Revista Exame

O shopping center não vai morrer

José Isaac Peres, fundador do maior grupo de shoppings do país, diz que seus empreendimentos são um oásis em meio ao caos urbano

José Isaac Peres: “No final, é o detalhe bem-feito que faz a diferença para o sucesso do negócio” (Leo Martins//Agência O Globo)

José Isaac Peres: “No final, é o detalhe bem-feito que faz a diferença para o sucesso do negócio” (Leo Martins//Agência O Globo)

LA

Lucas Amorim

Publicado em 1 de agosto de 2019 às 05h44.

Última atualização em 1 de agosto de 2019 às 11h01.

Aos 79 anos, o empresário José  Isaac Peres, dono da maior empresa de shoppings do Brasil, a Multiplan, tem uma estratégia incomum para encarar o avanço do comércio eletrônico: ele não usa computador e dá pouca bola para o smartphone. “O celular virou um problema social.
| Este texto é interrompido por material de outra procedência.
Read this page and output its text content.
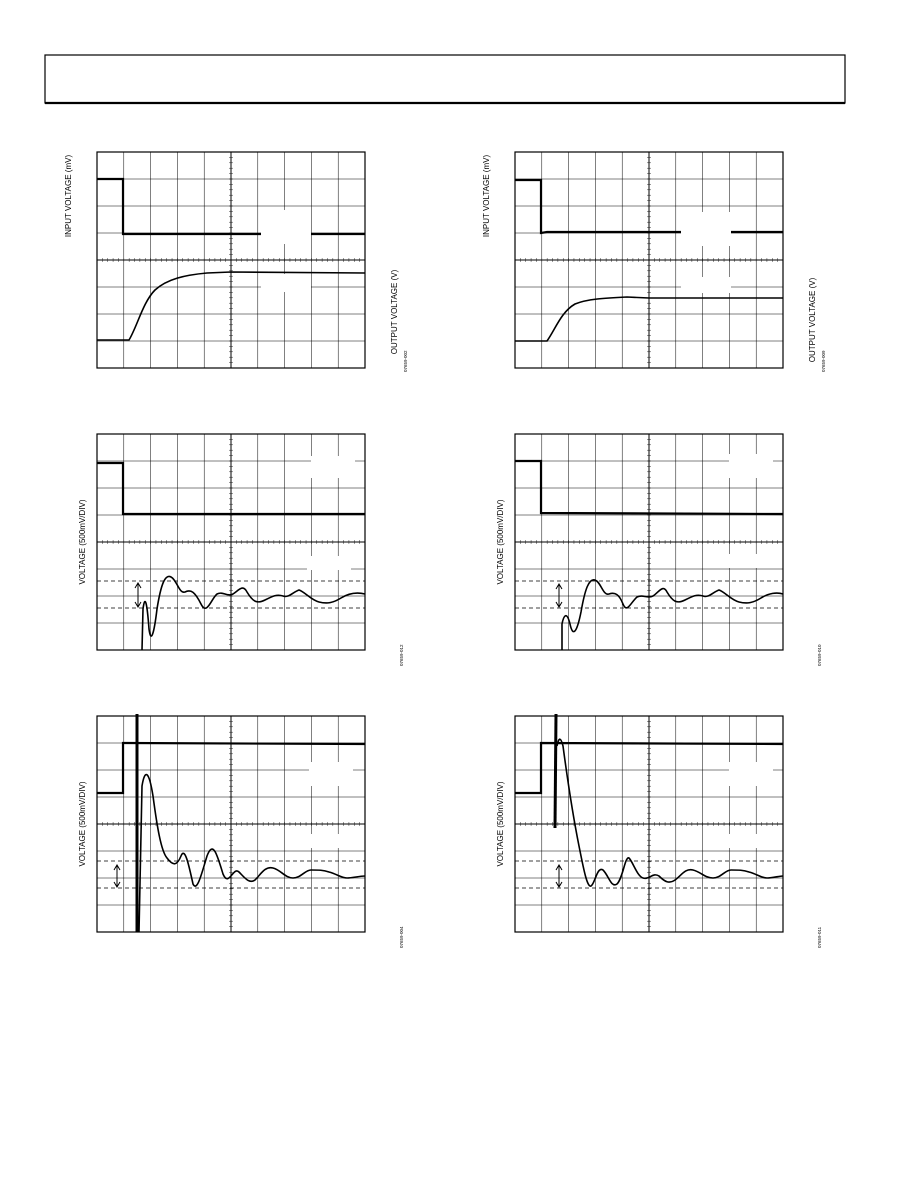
INPUT VOLTAGE (mV)
OUTPUT VOLTAGE (V)
07659-002
INPUT VOLTAGE (mV)
OUTPUT VOLTAGE (V) 07659-009
VOLTAGE (500mV/DIV)
07659-012
VOLTAGE (500mV/DIV)
07659-010
VOLTAGE (500mV/DIV)
07659-004
VOLTAGE (500mV/DIV)
07659-011
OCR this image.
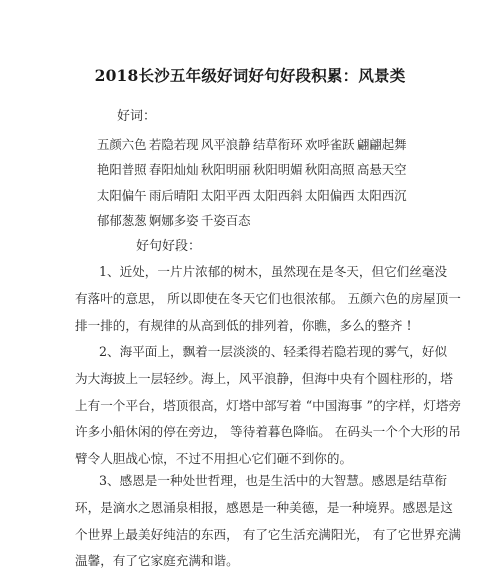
2018长沙五年级好词好句好段积累：风景类
好词：
五颜六色 若隐若现 风平浪静 结草衔环 欢呼雀跃 翩翩起舞
艳阳普照 春阳灿灿 秋阳明丽 秋阳明媚 秋阳高照 高悬天空
太阳偏午 雨后晴阳 太阳平西 太阳西斜 太阳偏西 太阳西沉
郁郁葱葱 婀娜多姿 千姿百态
好句好段：
1、近处，一片片浓郁的树木，虽然现在是冬天，但它们丝毫没
有落叶的意思， 所以即使在冬天它们也很浓郁。 五颜六色的房屋顶一
排一排的，有规律的从高到低的排列着，你瞧，多么的整齐 !
2、海平面上，飘着一层淡淡的、轻柔得若隐若现的雾气，好似
为大海披上一层轻纱。海上，风平浪静，但海中央有个圆柱形的，塔
上有一个平台，塔顶很高，灯塔中部写着 “中国海事 ”的字样，灯塔旁
许多小船休闲的停在旁边， 等待着暮色降临。 在码头一个个大形的吊
臂令人胆战心惊，不过不用担心它们砸不到你的。
3、感恩是一种处世哲理，也是生活中的大智慧。感恩是结草衔
环，是滴水之恩涌泉相报，感恩是一种美德，是一种境界。感恩是这
个世界上最美好纯洁的东西， 有了它生活充满阳光， 有了它世界充满
温馨，有了它家庭充满和谐。
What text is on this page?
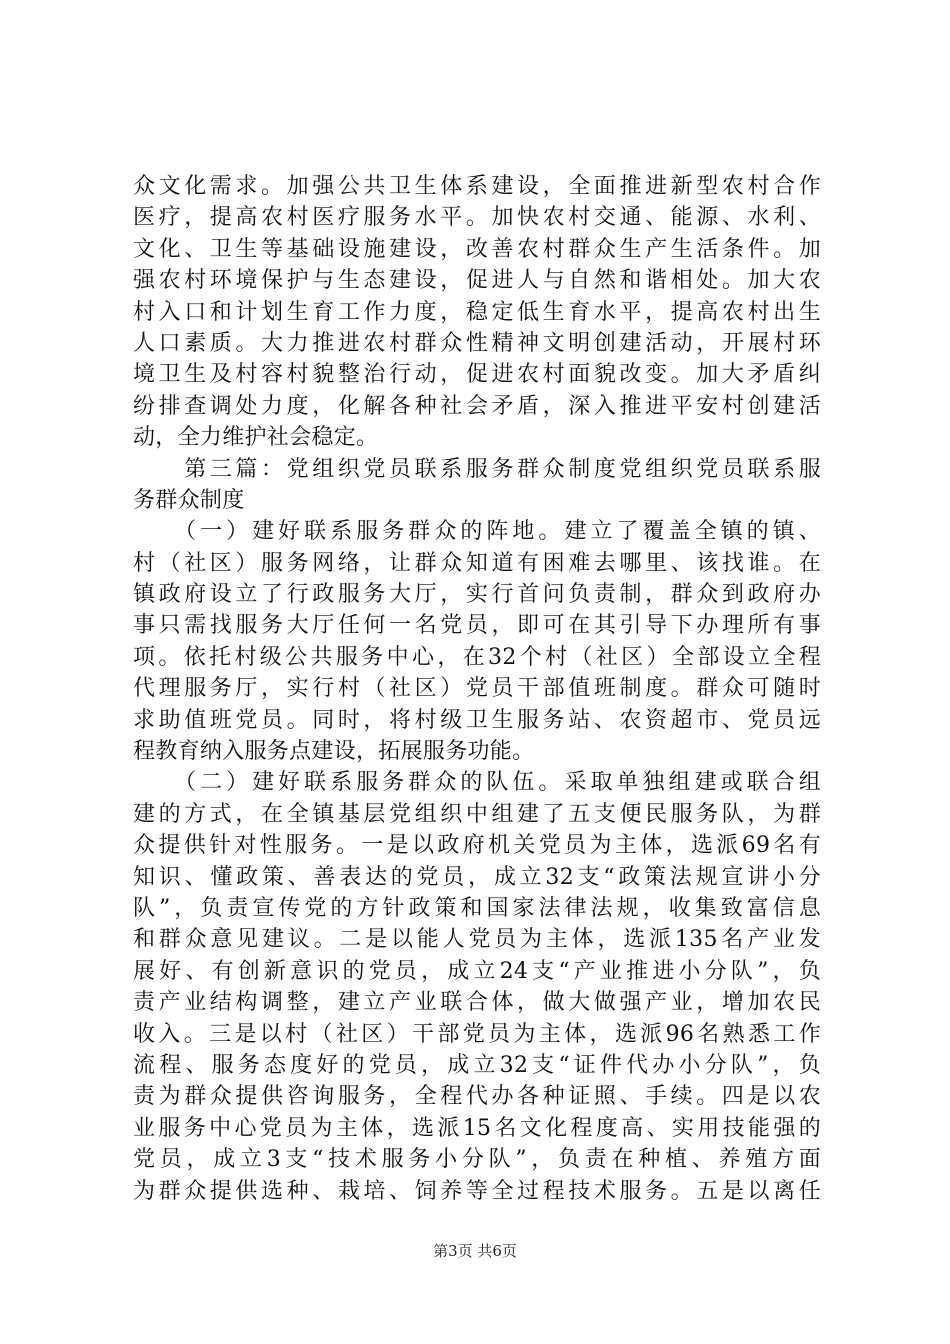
众文化需求。加强公共卫生体系建设，全面推进新型农村合作
医疗，提高农村医疗服务水平。加快农村交通、能源、水利、
文化、卫生等基础设施建设，改善农村群众生产生活条件。加
强农村环境保护与生态建设，促进人与自然和谐相处。加大农
村入口和计划生育工作力度，稳定低生育水平，提高农村出生
人口素质。大力推进农村群众性精神文明创建活动，开展村环
境卫生及村容村貌整治行动，促进农村面貌改变。加大矛盾纠
纷排查调处力度，化解各种社会矛盾，深入推进平安村创建活
动，全力维护社会稳定。
　　第三篇：党组织党员联系服务群众制度党组织党员联系服
务群众制度
　　（一）建好联系服务群众的阵地。建立了覆盖全镇的镇、
村（社区）服务网络，让群众知道有困难去哪里、该找谁。在
镇政府设立了行政服务大厅，实行首问负责制，群众到政府办
事只需找服务大厅任何一名党员，即可在其引导下办理所有事
项。依托村级公共服务中心，在32个村（社区）全部设立全程
代理服务厅，实行村（社区）党员干部值班制度。群众可随时
求助值班党员。同时，将村级卫生服务站、农资超市、党员远
程教育纳入服务点建设，拓展服务功能。
　　（二）建好联系服务群众的队伍。采取单独组建或联合组
建的方式，在全镇基层党组织中组建了五支便民服务队，为群
众提供针对性服务。一是以政府机关党员为主体，选派69名有
知识、懂政策、善表达的党员，成立32支“政策法规宣讲小分
队”，负责宣传党的方针政策和国家法律法规，收集致富信息
和群众意见建议。二是以能人党员为主体，选派135名产业发
展好、有创新意识的党员，成立24支“产业推进小分队”，负
责产业结构调整，建立产业联合体，做大做强产业，增加农民
收入。三是以村（社区）干部党员为主体，选派96名熟悉工作
流程、服务态度好的党员，成立32支“证件代办小分队”，负
责为群众提供咨询服务，全程代办各种证照、手续。四是以农
业服务中心党员为主体，选派15名文化程度高、实用技能强的
党员，成立3支“技术服务小分队”，负责在种植、养殖方面
为群众提供选种、栽培、饲养等全过程技术服务。五是以离任
第3页 共6页
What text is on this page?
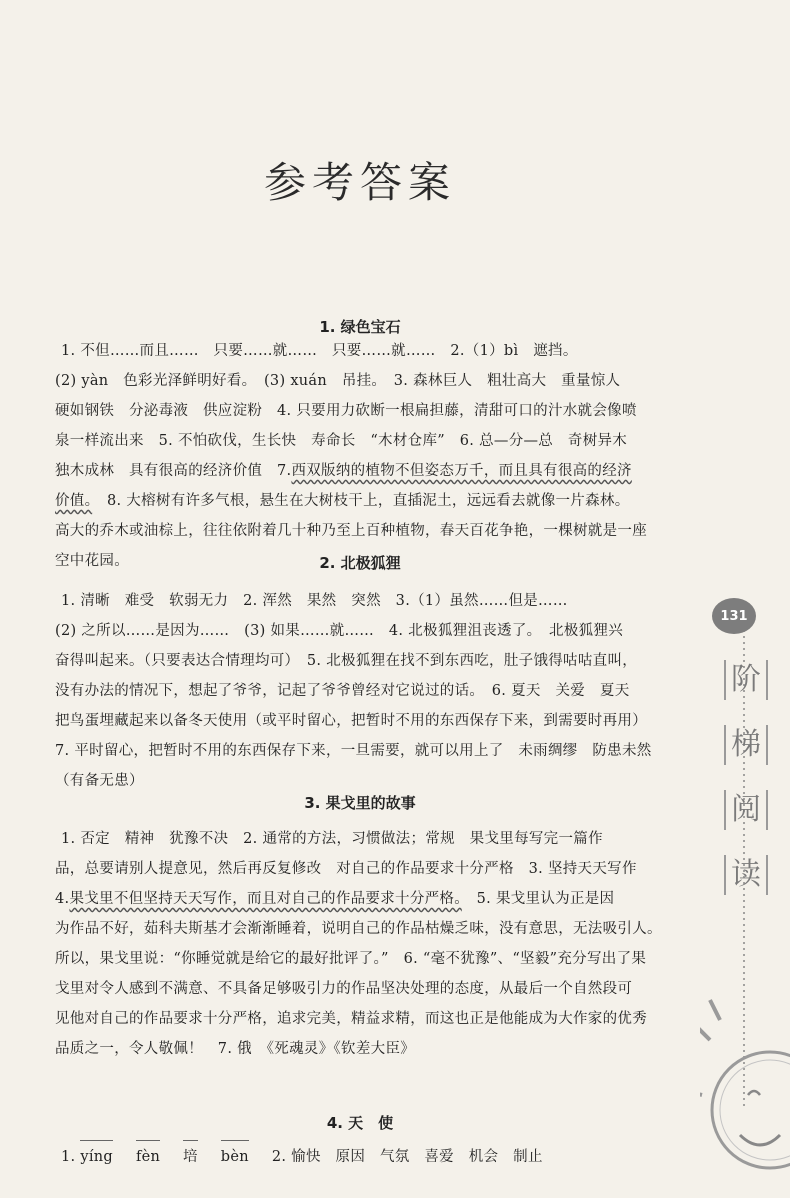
参考答案
1. 绿色宝石
1. 不但……而且……　只要……就……　只要……就……　2.（1）bì　遮挡。
(2) yàn　色彩光泽鲜明好看。　(3) xuán　吊挂。　3. 森林巨人　粗壮高大　重量惊人
硬如钢铁　分泌毒液　供应淀粉　4. 只要用力砍断一根扁担藤，清甜可口的汁水就会像喷
泉一样流出来　5. 不怕砍伐，生长快　寿命长　“木材仓库”　6. 总—分—总　奇树异木
独木成林　具有很高的经济价值　7.西双版纳的植物不但姿态万千，而且具有很高的经济
价值。　8. 大榕树有许多气根，悬生在大树枝干上，直插泥土，远远看去就像一片森林。
高大的乔木或油棕上，往往依附着几十种乃至上百种植物，春天百花争艳，一棵树就是一座
空中花园。	2. 北极狐狸
1. 清晰　难受　软弱无力　2. 浑然　果然　突然　3.（1）虽然……但是……
(2) 之所以……是因为……　(3) 如果……就……　4. 北极狐狸沮丧透了。　北极狐狸兴
奋得叫起来。（只要表达合情理均可）　5. 北极狐狸在找不到东西吃，肚子饿得咕咕直叫，
没有办法的情况下，想起了爷爷，记起了爷爷曾经对它说过的话。　6. 夏天　关爱　夏天
把鸟蛋埋藏起来以备冬天使用（或平时留心，把暂时不用的东西保存下来，到需要时再用）
7. 平时留心，把暂时不用的东西保存下来，一旦需要，就可以用上了　未雨绸缪　防患未然
（有备无患）
3. 果戈里的故事
1. 否定　精神　犹豫不决　2. 通常的方法，习惯做法；常规　果戈里每写完一篇作
品，总要请别人提意见，然后再反复修改　对自己的作品要求十分严格　3. 坚持天天写作
4.果戈里不但坚持天天写作，而且对自己的作品要求十分严格。　5. 果戈里认为正是因
为作品不好，茹科夫斯基才会渐渐睡着，说明自己的作品枯燥乏味，没有意思，无法吸引人。
所以，果戈里说：“你睡觉就是给它的最好批评了。”　6. “毫不犹豫”、“坚毅”充分写出了果
戈里对令人感到不满意、不具备足够吸引力的作品坚决处理的态度，从最后一个自然段可
见他对自己的作品要求十分严格，追求完美，精益求精，而这也正是他能成为大作家的优秀
品质之一，令人敬佩！　7. 俄　《死魂灵》《钦差大臣》
4. 天　使
1. yíng fèn 培 bèn 2. 愉快　原因　气氛　喜爱　机会　制止
131
阶
梯
阅
读
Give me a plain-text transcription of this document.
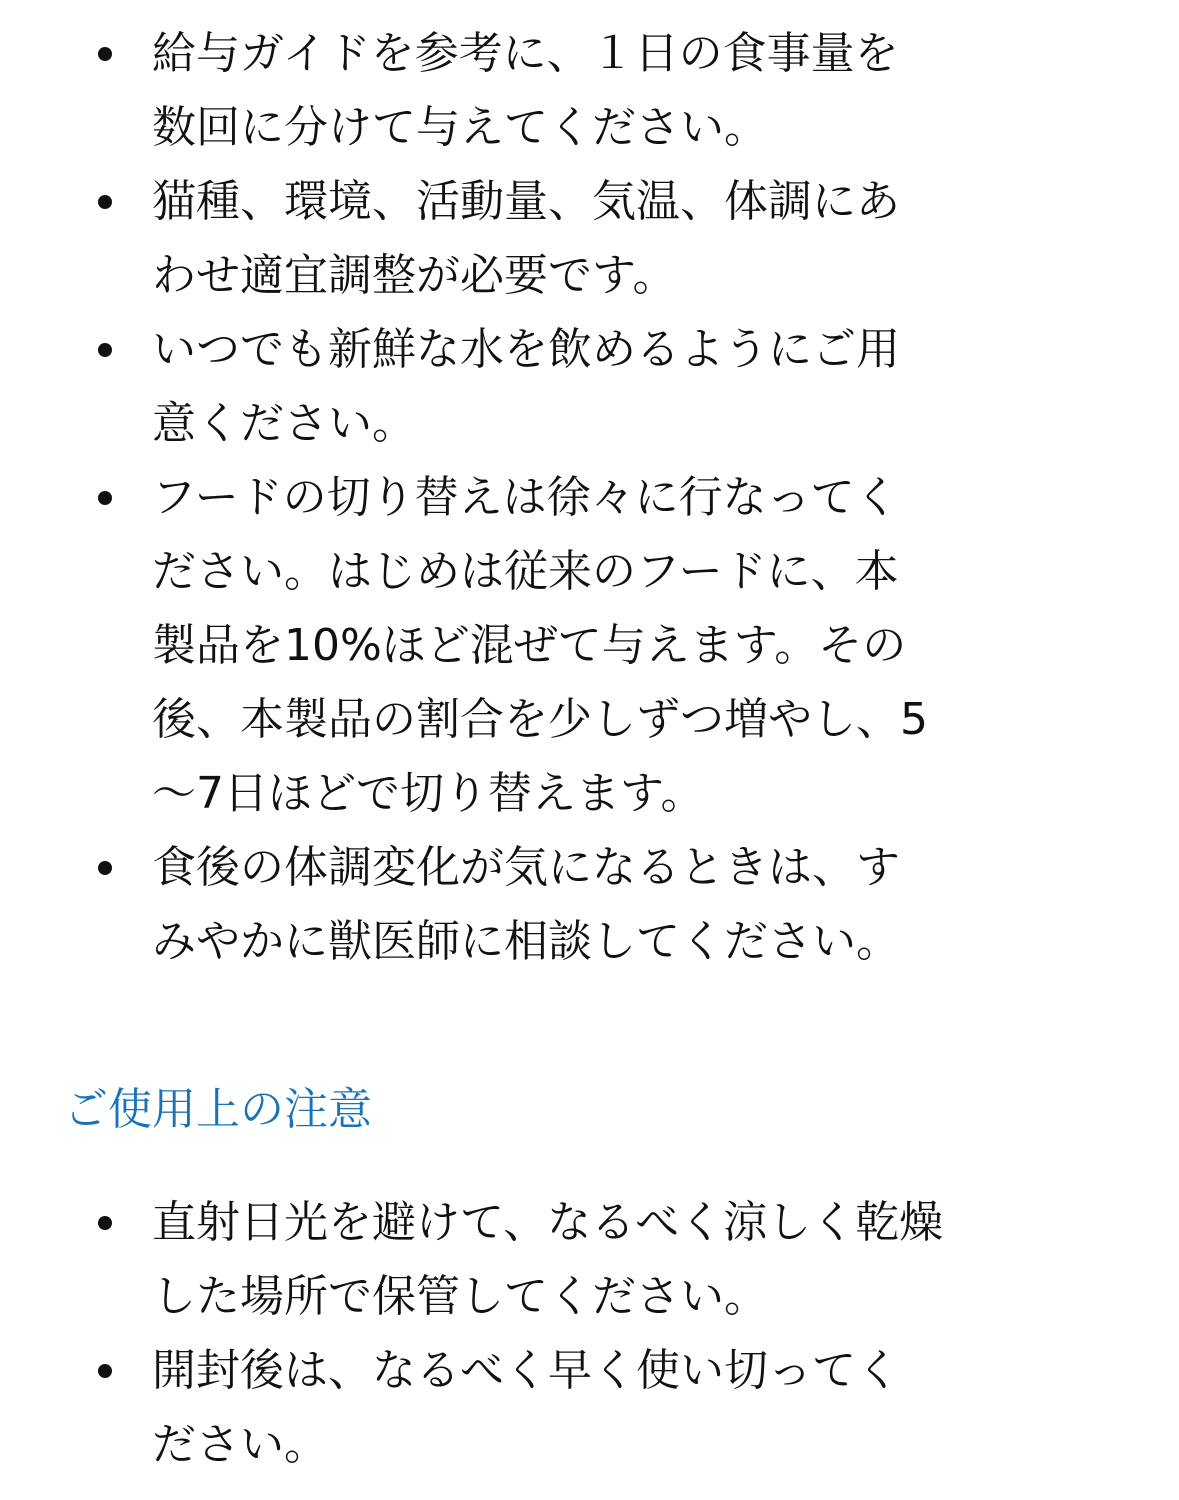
給与ガイドを参考に、１日の食事量を
数回に分けて与えてください。
猫種、環境、活動量、気温、体調にあ
わせ適宜調整が必要です。
いつでも新鮮な水を飲めるようにご用
意ください。
フードの切り替えは徐々に行なってく
ださい。はじめは従来のフードに、本
製品を10%ほど混ぜて与えます。その
後、本製品の割合を少しずつ増やし、5
〜7日ほどで切り替えます。
食後の体調変化が気になるときは、す
みやかに獣医師に相談してください。
ご使用上の注意
直射日光を避けて、なるべく涼しく乾燥
した場所で保管してください。
開封後は、なるべく早く使い切ってく
ださい。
A vida continua acontecendo fora dele”, diz. Peres comanda um grupo com 45 anos de história e 20 shoppings em atividade.

A Multiplan alcançou em julho o maior valor de mercado de sua história, na casa dos 16 bilhões de reais, mesmo com o crescimento do delivery e com a renitente crise econômica dos últimos anos. Em 2018, o lucro da companhia avançou 28%, e a receita cresceu 7%.

Para Peres, shoppings com comércio, serviço e entretenimento diversificados continuarão cada vez mais importantes. Seus empreendimentos também estão incorporando áreas verdes a essa equação.

Por via das dúvidas, a Multiplan virou em abril sócia de um serviço de entregas, o Delivery Center, junto com a concorrente BR Malls. “É mais uma alavanca para nosso negócio”, diz Peres. O empresário falou a EXAME sobre delivery, comércio eletrônico e a importância de cuidar dos detalhes.

Nos Estados Unidos, o comércio eletrônico fez milhares de shoppings fechar. O mesmo vai acontecer aqui?

Há três anos, diante dessa falácia de que o e-commerce vai matar os shoppings, contratamos consultores internacionais para mapear o tamanho da ameaça no Brasil. Eles visitaram nossos shoppings e disseram que, se os Estados Unidos tivessem feito o que fizemos, não estariam em crise.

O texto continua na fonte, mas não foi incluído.